Moving toward upstream governance: a Phase 1 Ethical Review framework for clinical machine learning
摘要
Current governance of clinical artificial intelligence (AI) often emphasizes downstream auditing, which can allow ethically consequential design choices to become entrenched before they are openly deliberated. We propose the Phase 1 Ethical Review (P1-ER) framework as an inception-stage approach for structured upstream ethical scrutiny of clinical machine learning projects. P1-ER combines a tiered trigger screen (routing higher-risk projects to comprehensive review) with three modular assessments: Clinical Need Alignment Score (CNAS), Stakeholder Diversity Index (SDI), and Data-Value Mapping Schema (DVMS). A dual assessment rule pairs quantitative scores with evidence grades (A/B/C) to distinguish weak ethical performance from documentation gaps and to support iterative revision rather than binary gatekeeping.
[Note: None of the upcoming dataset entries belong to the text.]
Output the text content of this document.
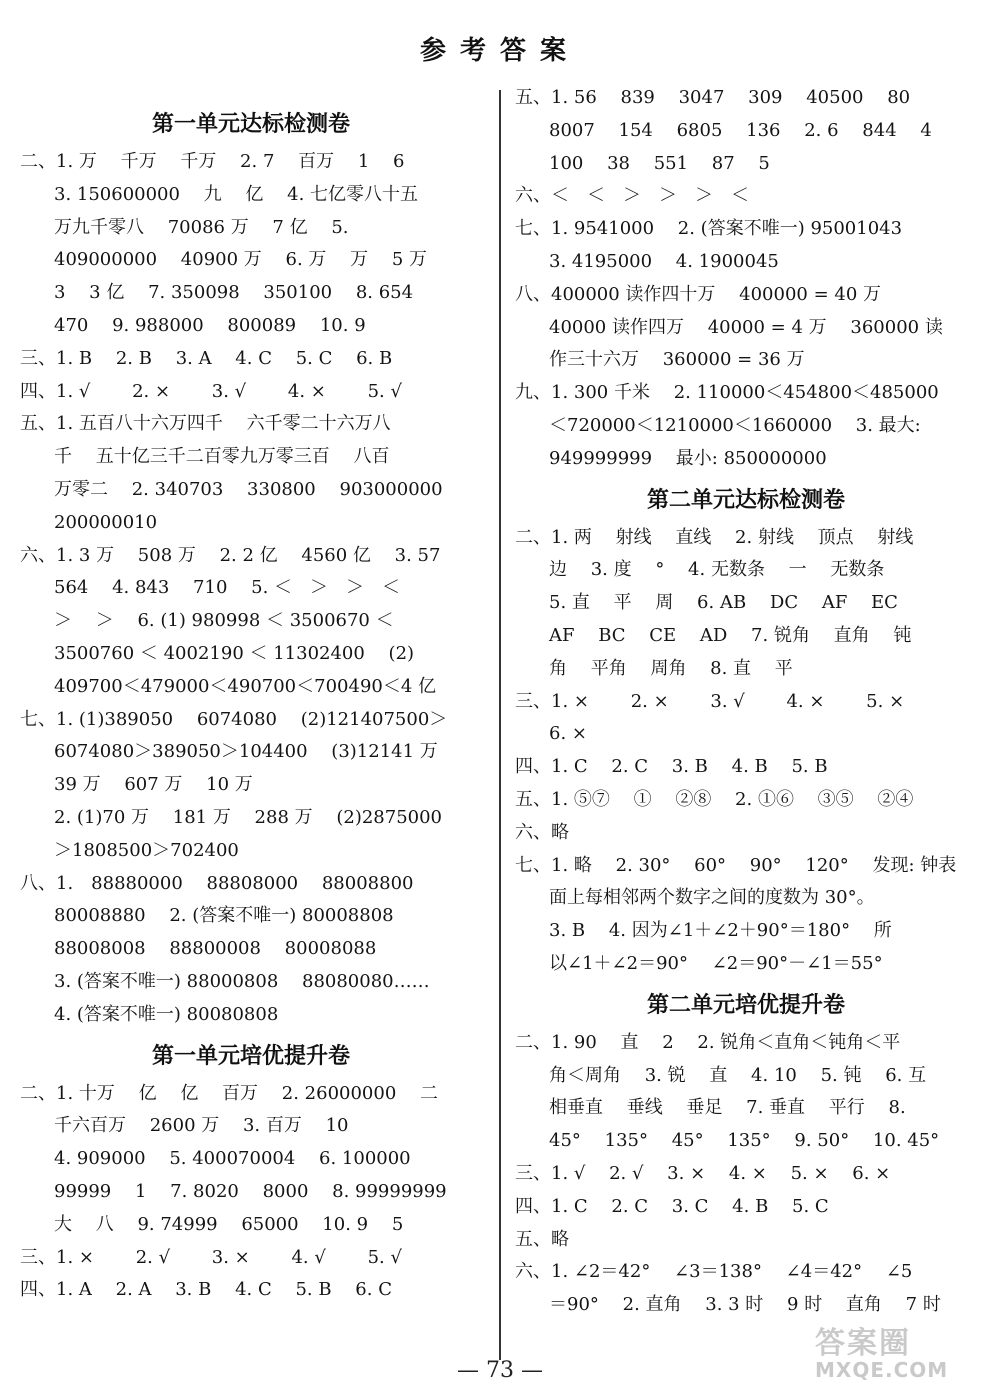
参考答案
第一单元达标检测卷
二、1. 万　 千万　 千万　 2. 7　 百万　 1　 6
3. 150600000　 九　 亿　 4. 七亿零八十五
万九千零八　 70086 万　 7 亿　 5.
409000000　 40900 万　 6. 万　 万　 5 万
3　 3 亿　 7. 350098　 350100　 8. 654
470　 9. 988000　 800089　 10. 9
三、1. B　 2. B　 3. A　 4. C　 5. C　 6. B
四、1. √　　 2. ×　　 3. √　　 4. ×　　 5. √
五、1. 五百八十六万四千　 六千零二十六万八
千　 五十亿三千二百零九万零三百　 八百
万零二　 2. 340703　 330800　 903000000
200000010
六、1. 3 万　 508 万　 2. 2 亿　 4560 亿　 3. 57
564　 4. 843　 710　 5. ＜　＞　＞　＜
＞　 ＞　 6. (1) 980998 ＜ 3500670 ＜
3500760 ＜ 4002190 ＜ 11302400　 (2)
409700＜479000＜490700＜700490＜4 亿
七、1. (1)389050　 6074080　 (2)121407500＞
6074080＞389050＞104400　 (3)12141 万
39 万　 607 万　 10 万
2. (1)70 万　 181 万　 288 万　 (2)2875000
＞1808500＞702400
八、1.　88880000　 88808000　 88008800
80008880　 2. (答案不唯一) 80008808
88008008　 88800008　 80008088
3. (答案不唯一) 88000808　 88080080……
4. (答案不唯一) 80080808
第一单元培优提升卷
二、1. 十万　 亿　 亿　 百万　 2. 26000000　 二
千六百万　 2600 万　 3. 百万　 10
4. 909000　 5. 400070004　 6. 100000
99999　 1　 7. 8020　 8000　 8. 99999999
大　 八　 9. 74999　 65000　 10. 9　 5
三、1. ×　　 2. √　　 3. ×　　 4. √　　 5. √
四、1. A　 2. A　 3. B　 4. C　 5. B　 6. C
五、1. 56　 839　 3047　 309　 40500　 80
8007　 154　 6805　 136　 2. 6　 844　 4
100　 38　 551　 87　 5
六、＜　＜　＞　＞　＞　＜
七、1. 9541000　 2. (答案不唯一) 95001043
3. 4195000　 4. 1900045
八、400000 读作四十万　 400000 = 40 万
40000 读作四万　 40000 = 4 万　 360000 读
作三十六万　 360000 = 36 万
九、1. 300 千米　 2. 110000＜454800＜485000
＜720000＜1210000＜1660000　 3. 最大:
949999999　 最小: 850000000
第二单元达标检测卷
二、1. 两　 射线　 直线　 2. 射线　 顶点　 射线
边　 3. 度　 °　 4. 无数条　 一　 无数条
5. 直　 平　 周　 6. AB　 DC　 AF　 EC
AF　 BC　 CE　 AD　 7. 锐角　 直角　 钝
角　 平角　 周角　 8. 直　 平
三、1. ×　　 2. ×　　 3. √　　 4. ×　　 5. ×
6. ×
四、1. C　 2. C　 3. B　 4. B　 5. B
五、1. ⑤⑦　 ①　 ②⑧　 2. ①⑥　 ③⑤　 ②④
六、略
七、1. 略　 2. 30°　 60°　 90°　 120°　 发现: 钟表
面上每相邻两个数字之间的度数为 30°。
3. B　 4. 因为∠1＋∠2＋90°＝180°　 所
以∠1＋∠2＝90°　 ∠2＝90°－∠1＝55°
第二单元培优提升卷
二、1. 90　 直　 2　 2. 锐角＜直角＜钝角＜平
角＜周角　 3. 锐　 直　 4. 10　 5. 钝　 6. 互
相垂直　 垂线　 垂足　 7. 垂直　 平行　 8.
45°　 135°　 45°　 135°　 9. 50°　 10. 45°
三、1. √　 2. √　 3. ×　 4. ×　 5. ×　 6. ×
四、1. C　 2. C　 3. C　 4. B　 5. C
五、略
六、1. ∠2＝42°　 ∠3＝138°　 ∠4＝42°　 ∠5
＝90°　 2. 直角　 3. 3 时　 9 时　 直角　 7 时
— 73 —
答案圈
MXQE.COM
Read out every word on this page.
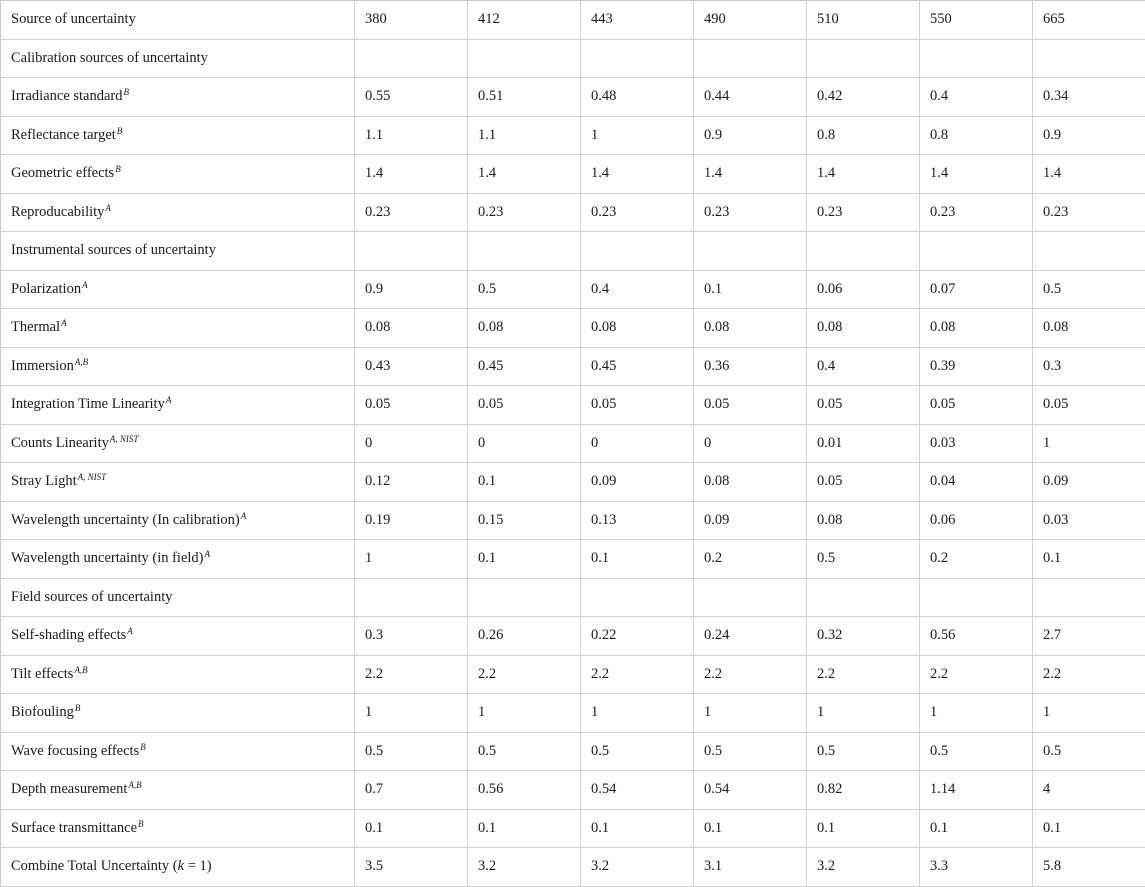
Source of uncertainty	380	412	443	490	510	550	665
Calibration sources of uncertainty							
Irradiance standard$^B$	0.55	0.51	0.48	0.44	0.42	0.4	0.34
Reflectance target$^B$	1.1	1.1	1	0.9	0.8	0.8	0.9
Geometric effects$^B$	1.4	1.4	1.4	1.4	1.4	1.4	1.4
Reproducability$^A$	0.23	0.23	0.23	0.23	0.23	0.23	0.23
Instrumental sources of uncertainty							
Polarization$^A$	0.9	0.5	0.4	0.1	0.06	0.07	0.5
Thermal$^A$	0.08	0.08	0.08	0.08	0.08	0.08	0.08
Immersion$^{A,B}$	0.43	0.45	0.45	0.36	0.4	0.39	0.3
Integration Time Linearity$^A$	0.05	0.05	0.05	0.05	0.05	0.05	0.05
Counts Linearity$^{A, NIST}$	0	0	0	0	0.01	0.03	1
Stray Light$^{A, NIST}$	0.12	0.1	0.09	0.08	0.05	0.04	0.09
Wavelength uncertainty (In calibration)$^A$	0.19	0.15	0.13	0.09	0.08	0.06	0.03
Wavelength uncertainty (in field)$^A$	1	0.1	0.1	0.2	0.5	0.2	0.1
Field sources of uncertainty							
Self-shading effects$^A$	0.3	0.26	0.22	0.24	0.32	0.56	2.7
Tilt effects$^{A,B}$	2.2	2.2	2.2	2.2	2.2	2.2	2.2
Biofouling$^B$	1	1	1	1	1	1	1
Wave focusing effects$^B$	0.5	0.5	0.5	0.5	0.5	0.5	0.5
Depth measurement$^{A,B}$	0.7	0.56	0.54	0.54	0.82	1.14	4
Surface transmittance$^B$	0.1	0.1	0.1	0.1	0.1	0.1	0.1
Combine Total Uncertainty (k = 1)	3.5	3.2	3.2	3.1	3.2	3.3	5.8
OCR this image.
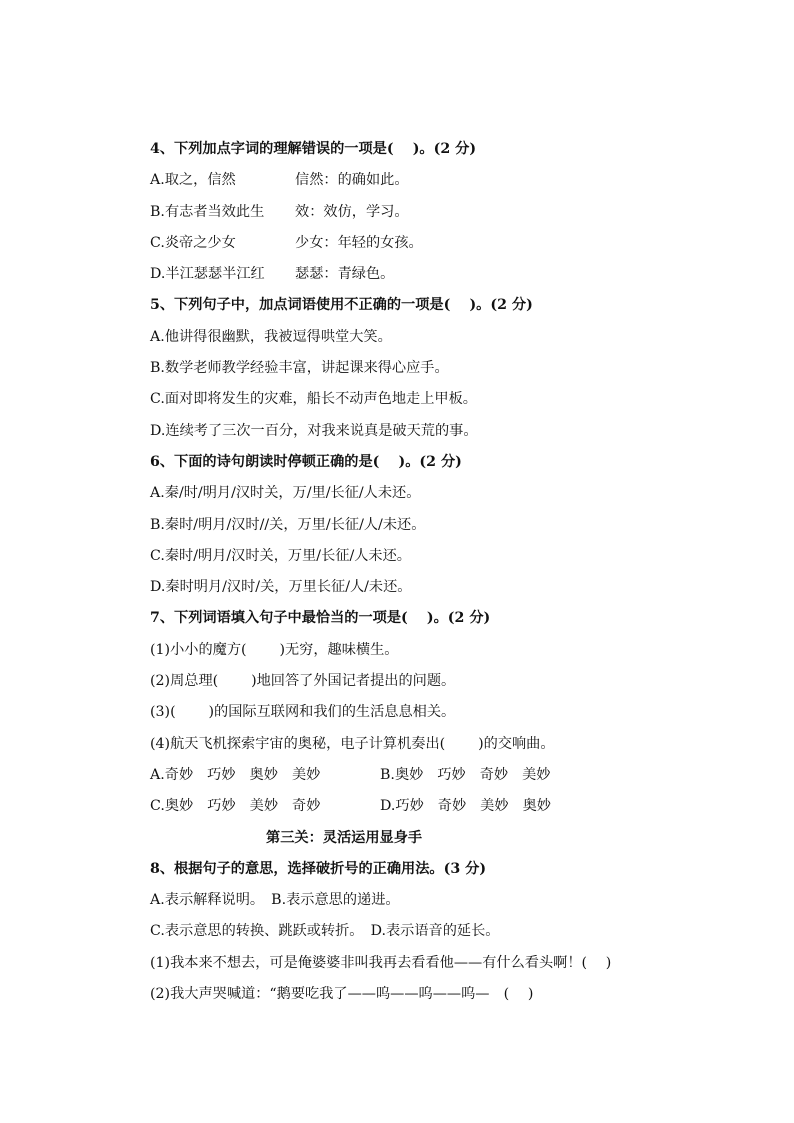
4、下列加点字词的理解错误的一项是(　 )。(2 分)
A.取之，信然	信然：的确如此。
B.有志者当效此生 效：效仿，学习。
C.炎帝之少女	少女：年轻的女孩。
D.半江瑟瑟半江红 瑟瑟：青绿色。
5、下列句子中，加点词语使用不正确的一项是(　 )。(2 分)
A.他讲得很幽默，我被逗得哄堂大笑。
B.数学老师教学经验丰富，讲起课来得心应手。
C.面对即将发生的灾难，船长不动声色地走上甲板。
D.连续考了三次一百分，对我来说真是破天荒的事。
6、下面的诗句朗读时停顿正确的是(　 )。(2 分)
A.秦/时/明月/汉时关，万/里/长征/人未还。
B.秦时/明月/汉时//关，万里/长征/人/未还。
C.秦时/明月/汉时关，万里/长征/人未还。
D.秦时明月/汉时/关，万里长征/人/未还。
7、下列词语填入句子中最恰当的一项是(　 )。(2 分)
(1)小小的魔方(　　 )无穷，趣味横生。
(2)周总理(　　 )地回答了外国记者提出的问题。
(3)(　　 )的国际互联网和我们的生活息息相关。
(4)航天飞机探索宇宙的奥秘，电子计算机奏出(　　 )的交响曲。
A.奇妙 巧妙 奥妙 美妙	B.奥妙 巧妙 奇妙 美妙
C.奥妙 巧妙 美妙 奇妙	D.巧妙 奇妙 美妙 奥妙
第三关：灵活运用显身手
8、根据句子的意思，选择破折号的正确用法。(3 分)
A.表示解释说明。　B.表示意思的递进。
C.表示意思的转换、跳跃或转折。　D.表示语音的延长。
(1)我本来不想去，可是俺婆婆非叫我再去看看他——有什么看头啊！(　 )
(2)我大声哭喊道：“鹅要吃我了——呜——呜——呜—　(　 )
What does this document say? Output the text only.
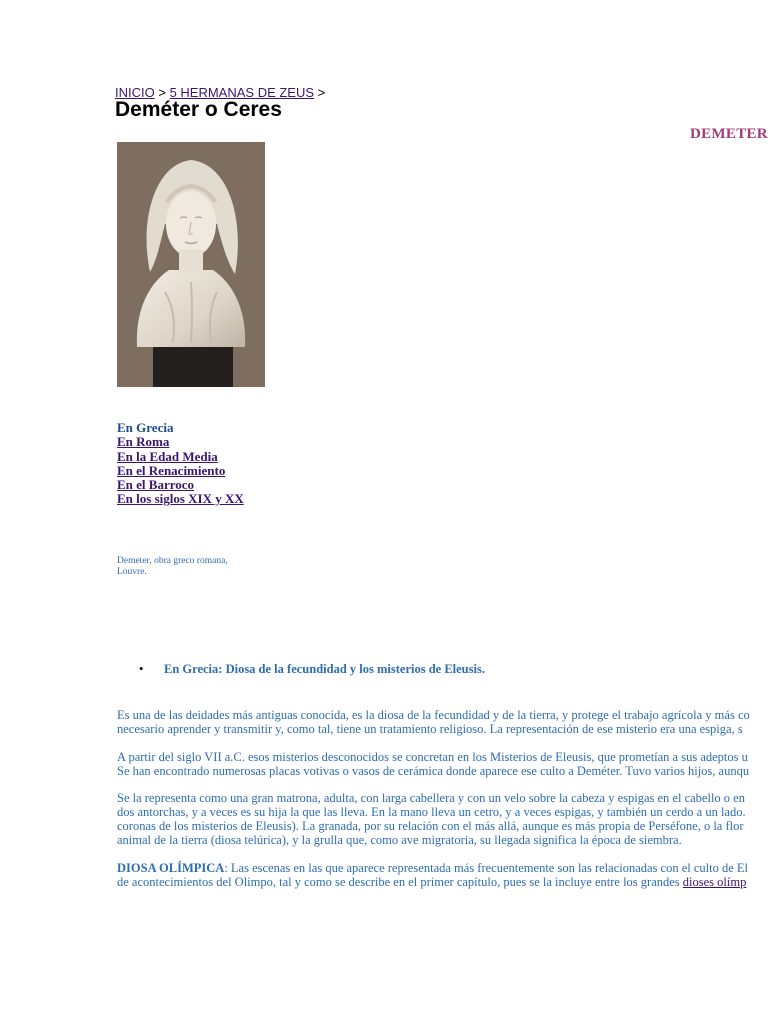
INICIO > 5 HERMANAS DE ZEUS >
Deméter o Ceres
DEMETER
En Grecia
En Roma
En la Edad Media
En el Renacimiento
En el Barroco
En los siglos XIX y XX
Demeter, obra greco romana, Louvre.
• En Grecia: Diosa de la fecundidad y los misterios de Eleusis.
Es una de las deidades más antiguas conocida, es la diosa de la fecundidad y de la tierra, y protege el trabajo agrícola y más co
necesario aprender y transmitir y, como tal, tiene un tratamiento religioso. La representación de ese misterio era una espiga, s
A partir del siglo VII a.C. esos misterios desconocidos se concretan en los Misterios de Eleusis, que prometían a sus adeptos u
Se han encontrado numerosas placas votivas o vasos de cerámica donde aparece ese culto a Deméter. Tuvo varios hijos, aunqu
Se la representa como una gran matrona, adulta, con larga cabellera y con un velo sobre la cabeza y espigas en el cabello o en
dos antorchas, y a veces es su hija la que las lleva. En la mano lleva un cetro, y a veces espigas, y también un cerdo a un lado.
coronas de los misterios de Eleusis). La granada, por su relación con el más allá, aunque es más propia de Perséfone, o la flor
animal de la tierra (diosa telúrica), y la grulla que, como ave migratoria, su llegada significa la época de siembra.
DIOSA OLÍMPICA: Las escenas en las que aparece representada más frecuentemente son las relacionadas con el culto de El
de acontecimientos del Olimpo, tal y como se describe en el primer capítulo, pues se la incluye entre los grandes dioses olímp
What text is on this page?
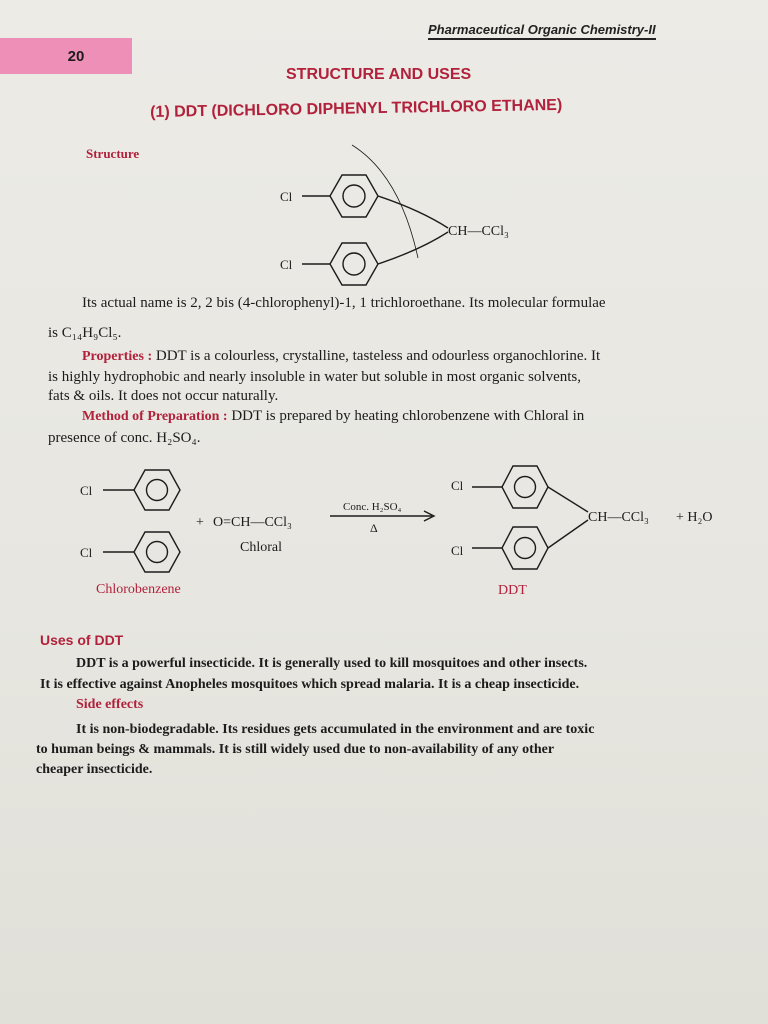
20
Pharmaceutical Organic Chemistry-II
STRUCTURE AND USES
(1) DDT (DICHLORO DIPHENYL TRICHLORO ETHANE)
Structure
Cl
Cl
CH—CCl₃
Its actual name is 2, 2 bis (4-chlorophenyl)-1, 1 trichloroethane. Its molecular formulae
is C₁₄H₉Cl₅.
Properties : DDT is a colourless, crystalline, tasteless and odourless organochlorine. It
is highly hydrophobic and nearly insoluble in water but soluble in most organic solvents,
fats & oils. It does not occur naturally.
Method of Preparation : DDT is prepared by heating chlorobenzene with Chloral in
presence of conc. H₂SO₄.
Cl
Cl
+ O=CH—CCl₃
Conc. H₂SO₄
Δ
Cl
Cl
CH—CCl₃ + H₂O
Chloral
Chlorobenzene	DDT
Uses of DDT
DDT is a powerful insecticide. It is generally used to kill mosquitoes and other insects.
It is effective against Anopheles mosquitoes which spread malaria. It is a cheap insecticide.
Side effects
It is non-biodegradable. Its residues gets accumulated in the environment and are toxic
to human beings & mammals. It is still widely used due to non-availability of any other
cheaper insecticide.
We present two illustrative retrospective diagnostic applications, structured as counterfactual “thought-experiment” reviews based on publicly available documentation (a stroke imaging tool and a pharmacogenetic dosing algorithm). These examples illustrate the diagnostic logic by which P1-ER would be expected to draw attention to upstream failure modes such as proxy-outcome gaps, undocumented value trade-offs, and equity risks, while also showing how documentation gaps propagate through the evidence-grade rule. P1-ER is a conceptual, implementation-facing prototype; empirical evaluation (e.g., pilot implementation, inter-rater reliability assessment, and workload measurement) is needed to assess feasibility, reliability, and institutional fit.